Tracciamento delle attività con Gnome Tracker- Posizione.

Poi puoi impostare cosa dovrebbe essere ignorato da Tracker attraverso la terza scheda. Qui puoi aggiungere directory o file specifici da ignorare.

Tracciamento delle attività con Gnome Tracker- Contenuto Ignorato.

Infine, puoi rimuovere tutti i dati indicizzati e cancellare tutto ciò che Tracker ha memorizzato dall’inizio della sua prima esecuzione.

Tracciamento delle attività con Gnome Tracker- Preferenze di Indicizzazione.

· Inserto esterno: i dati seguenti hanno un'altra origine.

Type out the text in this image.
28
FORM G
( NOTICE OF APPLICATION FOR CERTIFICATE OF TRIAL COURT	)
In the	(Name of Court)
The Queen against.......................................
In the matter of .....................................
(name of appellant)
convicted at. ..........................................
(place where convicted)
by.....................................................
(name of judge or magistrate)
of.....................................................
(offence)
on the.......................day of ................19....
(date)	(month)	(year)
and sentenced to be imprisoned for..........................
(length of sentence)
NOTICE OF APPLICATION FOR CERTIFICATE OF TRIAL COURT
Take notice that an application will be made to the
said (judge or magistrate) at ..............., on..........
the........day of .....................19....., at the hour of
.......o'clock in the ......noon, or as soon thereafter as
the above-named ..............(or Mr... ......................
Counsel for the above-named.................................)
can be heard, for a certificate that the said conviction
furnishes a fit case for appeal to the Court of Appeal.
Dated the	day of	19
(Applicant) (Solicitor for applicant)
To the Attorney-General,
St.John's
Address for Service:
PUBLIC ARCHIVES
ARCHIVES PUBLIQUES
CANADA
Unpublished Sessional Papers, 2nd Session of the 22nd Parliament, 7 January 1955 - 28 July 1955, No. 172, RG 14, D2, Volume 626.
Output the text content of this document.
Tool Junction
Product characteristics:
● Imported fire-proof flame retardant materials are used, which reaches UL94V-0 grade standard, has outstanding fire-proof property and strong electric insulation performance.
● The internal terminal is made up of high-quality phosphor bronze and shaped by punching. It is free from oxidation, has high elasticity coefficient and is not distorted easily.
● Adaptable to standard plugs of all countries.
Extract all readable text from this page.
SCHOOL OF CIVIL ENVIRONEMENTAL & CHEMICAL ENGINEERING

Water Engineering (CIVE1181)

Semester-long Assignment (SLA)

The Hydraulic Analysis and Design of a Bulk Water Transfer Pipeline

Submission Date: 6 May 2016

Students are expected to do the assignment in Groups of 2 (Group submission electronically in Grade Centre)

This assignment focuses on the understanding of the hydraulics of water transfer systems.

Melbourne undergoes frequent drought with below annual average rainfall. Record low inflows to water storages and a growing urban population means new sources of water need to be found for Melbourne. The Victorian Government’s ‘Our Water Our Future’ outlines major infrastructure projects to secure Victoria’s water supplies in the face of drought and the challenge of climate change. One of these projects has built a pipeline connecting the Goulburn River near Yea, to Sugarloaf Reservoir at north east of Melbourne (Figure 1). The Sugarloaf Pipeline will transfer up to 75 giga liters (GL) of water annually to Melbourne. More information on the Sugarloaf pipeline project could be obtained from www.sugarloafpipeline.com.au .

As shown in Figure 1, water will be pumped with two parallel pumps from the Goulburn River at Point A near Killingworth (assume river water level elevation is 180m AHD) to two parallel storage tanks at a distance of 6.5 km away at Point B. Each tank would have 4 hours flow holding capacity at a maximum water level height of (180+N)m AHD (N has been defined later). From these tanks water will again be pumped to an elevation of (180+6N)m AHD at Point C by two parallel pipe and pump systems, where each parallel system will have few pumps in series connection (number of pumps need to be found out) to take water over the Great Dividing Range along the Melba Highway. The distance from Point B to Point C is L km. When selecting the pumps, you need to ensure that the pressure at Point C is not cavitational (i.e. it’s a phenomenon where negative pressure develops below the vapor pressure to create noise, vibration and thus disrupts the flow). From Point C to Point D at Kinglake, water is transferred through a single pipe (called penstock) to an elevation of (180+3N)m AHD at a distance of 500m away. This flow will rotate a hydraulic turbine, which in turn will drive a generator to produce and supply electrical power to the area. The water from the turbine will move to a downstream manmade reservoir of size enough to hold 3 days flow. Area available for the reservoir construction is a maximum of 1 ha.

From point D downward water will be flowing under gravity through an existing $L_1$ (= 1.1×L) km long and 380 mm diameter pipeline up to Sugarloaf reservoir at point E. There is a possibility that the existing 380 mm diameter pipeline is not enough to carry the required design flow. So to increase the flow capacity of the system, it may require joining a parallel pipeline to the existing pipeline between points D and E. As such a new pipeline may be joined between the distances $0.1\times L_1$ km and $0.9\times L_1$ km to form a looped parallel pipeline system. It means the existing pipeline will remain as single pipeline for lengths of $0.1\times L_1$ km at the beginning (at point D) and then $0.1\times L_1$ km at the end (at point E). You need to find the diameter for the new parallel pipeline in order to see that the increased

Se vuoi approfondire i dati indicizzati di Tracker, puoi anche farlo installando e eseguendo il GNOME Activity Journal. Questa applicazione rende più facile trovare le cose navigando nei dati indicizzati in modo cronologico. Questa applicazione presenta molti diversi modi di visualizzazione, aiutandoti a localizzare ciò che stai cercando in un modo più appropriato a seconda del tipo di file.